Thursday, January 24, 2013
Russian lower house backs bill to allow Putin to pick candidates to lead regions
By Maria Tsvetkova
MOSCOW (Reuters) - Russia's parliament has given preliminary backing to a bill that would enable the country's 83 regions to scrap popular elections of their leaders in favour of a system that would let President Vladimir Putin choose candidates instead.
Russian President Vladimir Putin looks on during the recording of the traditional televised New Year's address to the nation in Moscow, December 27, 2012. REUTERS/Alexander Zemlianichenko/Pool |
Opponents said the bill, approved in a 403-10 vote late on Wednesday after the first of three readings in the lower house would be a step backwards for democracy in Putin's new term. The lower house is dominated by Putin's United Russia party.
Putin scrapped popular elections of regional governors as part of a drive to tighten his grip on the political system in his initial 2000-2008 presidency.
The elections were reintroduced last year amid a wave of opposition protests that drew tens of thousands of Russians tired of Putin's dominance and eager for a stronger political voice.
Critics of Putin say the rules favour United Russia as it is, and its candidates won all five governorships at stake in elections last October.
The proposed law would allow each region to abandon direct elections and put in place a system under which Putin would name three candidates and the regional legislature would elect one of them as governor.
Backers of the bill suggest it is mainly intended as a means to scrap popular elections in regions with ethnically mixed populations, such as the mostly Muslim provinces of the insurgency-plagued North Caucasus.
The Kremlin is concerned that votes in those regions could involve candidates whose loyalty is in question or spark unrest.
The financial daily Vedomosti reported on Thursday that Putin wants to use the legislation to choose the leaders of the North Caucasus provinces of Dagestan and Ingushetia, bordering war-scarred Chechnya, this autumn. The Kremlin declined immediate comment.
Critics of the president suspect the law will be used in any region where United Russia, which is far less popular than Putin himself and saw its Duma majority sharply reduced in the December 2011 parliamentary election, fears it could face a strong challenge.
Dmitry Gudkov, an opposition lawmaker and a leader of the protests against alleged fraud on behalf of United Russia in that election, called the proposed law undemocratic and discriminatory.
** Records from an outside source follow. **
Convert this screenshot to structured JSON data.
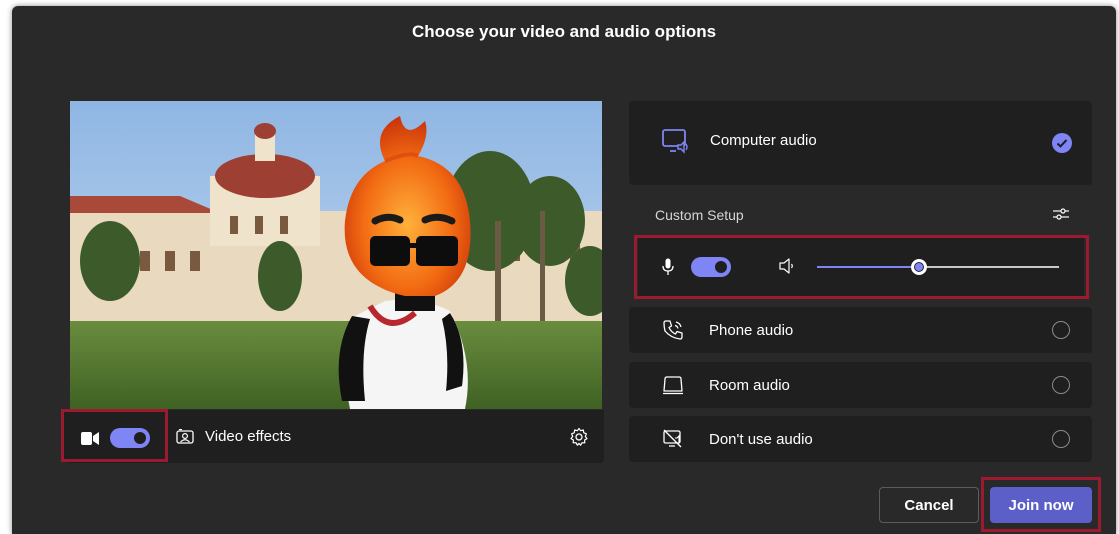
{
  "dialog": {
    "title": "Choose your video and audio options"
  },
  "video": {
    "camera_on": true,
    "effects_label": "Video effects",
    "icons": {
      "camera": "camera-icon",
      "effects": "video-effects-icon",
      "settings": "gear-icon"
    }
  },
  "audio": {
    "computer_audio": {
      "label": "Computer audio",
      "selected": true,
      "icon": "computer-audio-icon"
    },
    "custom_setup": {
      "label": "Custom Setup",
      "icon": "audio-settings-icon"
    },
    "mic_on": true,
    "speaker_volume_percent": 42,
    "options": [
      {
        "label": "Phone audio",
        "icon": "phone-audio-icon",
        "selected": false
      },
      {
        "label": "Room audio",
        "icon": "room-audio-icon",
        "selected": false
      },
      {
        "label": "Don't use audio",
        "icon": "no-audio-icon",
        "selected": false
      }
    ]
  },
  "actions": {
    "cancel_label": "Cancel",
    "join_label": "Join now"
  },
  "colors": {
    "dialog_bg": "#292929",
    "panel_bg": "#1f1f1f",
    "accent": "#7f85f5",
    "join_button": "#5b5fc7",
    "highlight": "#9b1a2f"
  }
}
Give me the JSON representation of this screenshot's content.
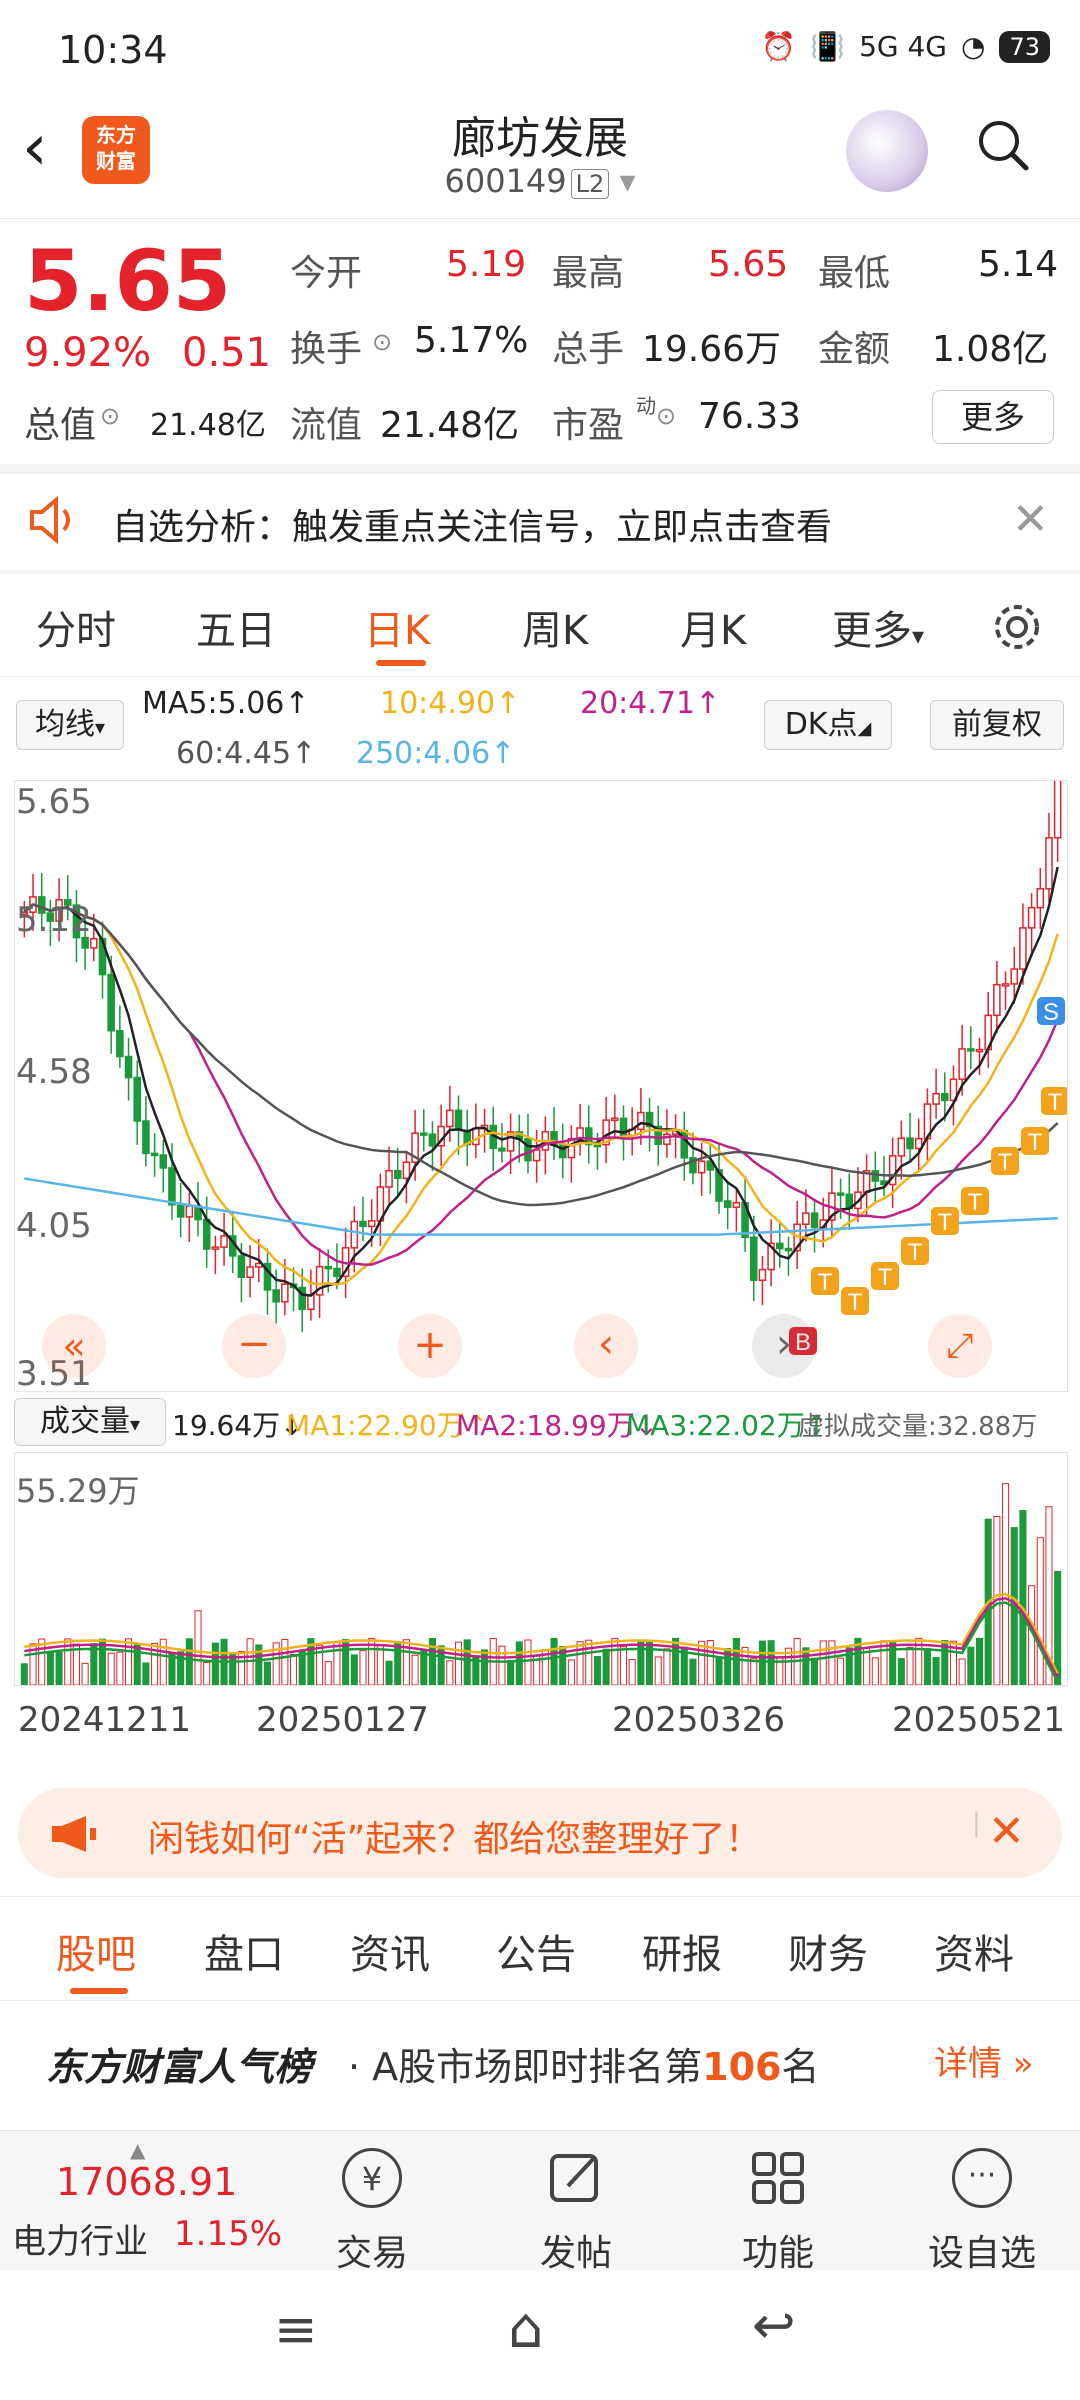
{
  "status": {
    "time": "10:34",
    "network": "5G 4G",
    "battery": "73"
  },
  "header": {
    "title": "廊坊发展",
    "code": "600149",
    "level": "L2",
    "logo": "东方\n财富"
  },
  "quote": {
    "price": "5.65",
    "pct": "9.92%",
    "change": "0.51",
    "open_label": "今开",
    "open": "5.19",
    "high_label": "最高",
    "high": "5.65",
    "low_label": "最低",
    "low": "5.14",
    "turnover_label": "换手",
    "turnover": "5.17%",
    "volume_label": "总手",
    "volume": "19.66万",
    "amount_label": "金额",
    "amount": "1.08亿",
    "mcap_label": "总值",
    "mcap": "21.48亿",
    "float_label": "流值",
    "float_cap": "21.48亿",
    "pe_label": "市盈",
    "pe_sup": "动",
    "pe": "76.33",
    "more": "更多"
  },
  "alert": {
    "text": "自选分析：触发重点关注信号，立即点击查看"
  },
  "tabs": [
    "分时",
    "五日",
    "日K",
    "周K",
    "月K",
    "更多"
  ],
  "ma": {
    "selector": "均线",
    "ma5": "MA5:5.06↑",
    "ma10": "10:4.90↑",
    "ma20": "20:4.71↑",
    "ma60": "60:4.45↑",
    "ma250": "250:4.06↑",
    "dk": "DK点",
    "adjust": "前复权"
  },
  "chart_labels": {
    "top": "5.65",
    "l2": "5.12",
    "l3": "4.58",
    "l4": "4.05",
    "bottom": "3.51",
    "buy": "B",
    "sell": "S",
    "t": "T"
  },
  "volume": {
    "selector": "成交量",
    "current": "19.64万↓",
    "ma1": "MA1:22.90万↑",
    "ma2": "MA2:18.99万↓",
    "ma3": "MA3:22.02万↑",
    "virtual": "虚拟成交量:32.88万",
    "top": "55.29万"
  },
  "dates": [
    "20241211",
    "20250127",
    "20250326",
    "20250521"
  ],
  "ad": {
    "text": "闲钱如何“活”起来？都给您整理好了！"
  },
  "sub_tabs": [
    "股吧",
    "盘口",
    "资讯",
    "公告",
    "研报",
    "财务",
    "资料"
  ],
  "rank": {
    "brand": "东方财富人气榜",
    "text_pre": "· A股市场即时排名第",
    "rank": "106",
    "text_post": "名",
    "detail": "详情"
  },
  "bottom_nav": {
    "index_value": "17068.91",
    "index_name": "电力行业",
    "index_pct": "1.15%",
    "trade": "交易",
    "post": "发帖",
    "func": "功能",
    "watch": "设自选"
  },
  "colors": {
    "up": "#e3222c",
    "down": "#1a9a3a",
    "accent": "#ef5a1c",
    "ma5": "#222222",
    "ma10": "#f2b21b",
    "ma20": "#c0218a",
    "ma60": "#555555",
    "ma250": "#58b5e8"
  },
  "chart_data": {
    "type": "line",
    "y_axis_ticks": [
      5.65,
      5.12,
      4.58,
      4.05,
      3.51
    ],
    "ylim": [
      3.51,
      5.65
    ],
    "x_ticks": [
      "20241211",
      "20250127",
      "20250326",
      "20250521"
    ],
    "series": [
      {
        "name": "MA5",
        "values": [
          5.06
        ]
      },
      {
        "name": "MA10",
        "values": [
          4.9
        ]
      },
      {
        "name": "MA20",
        "values": [
          4.71
        ]
      },
      {
        "name": "MA60",
        "values": [
          4.45
        ]
      },
      {
        "name": "MA250",
        "values": [
          4.06
        ]
      }
    ]
  }
}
"What has happened to make you think that citizens of certain regions do not deserve direct elections of their governors, and why are you also trying to guarantee that United Russia candidates will take power in regions where its level of support has fallen?" he said during the Duma debate.
Putin has said he is improving democracy in his new six-year term, which began last May, citing plans for a system under which half the Duma's 450 deputies would be elected directly, instead of from party lists. Critics say the initiative will favour United Russia because it holds the levers of power nationwide.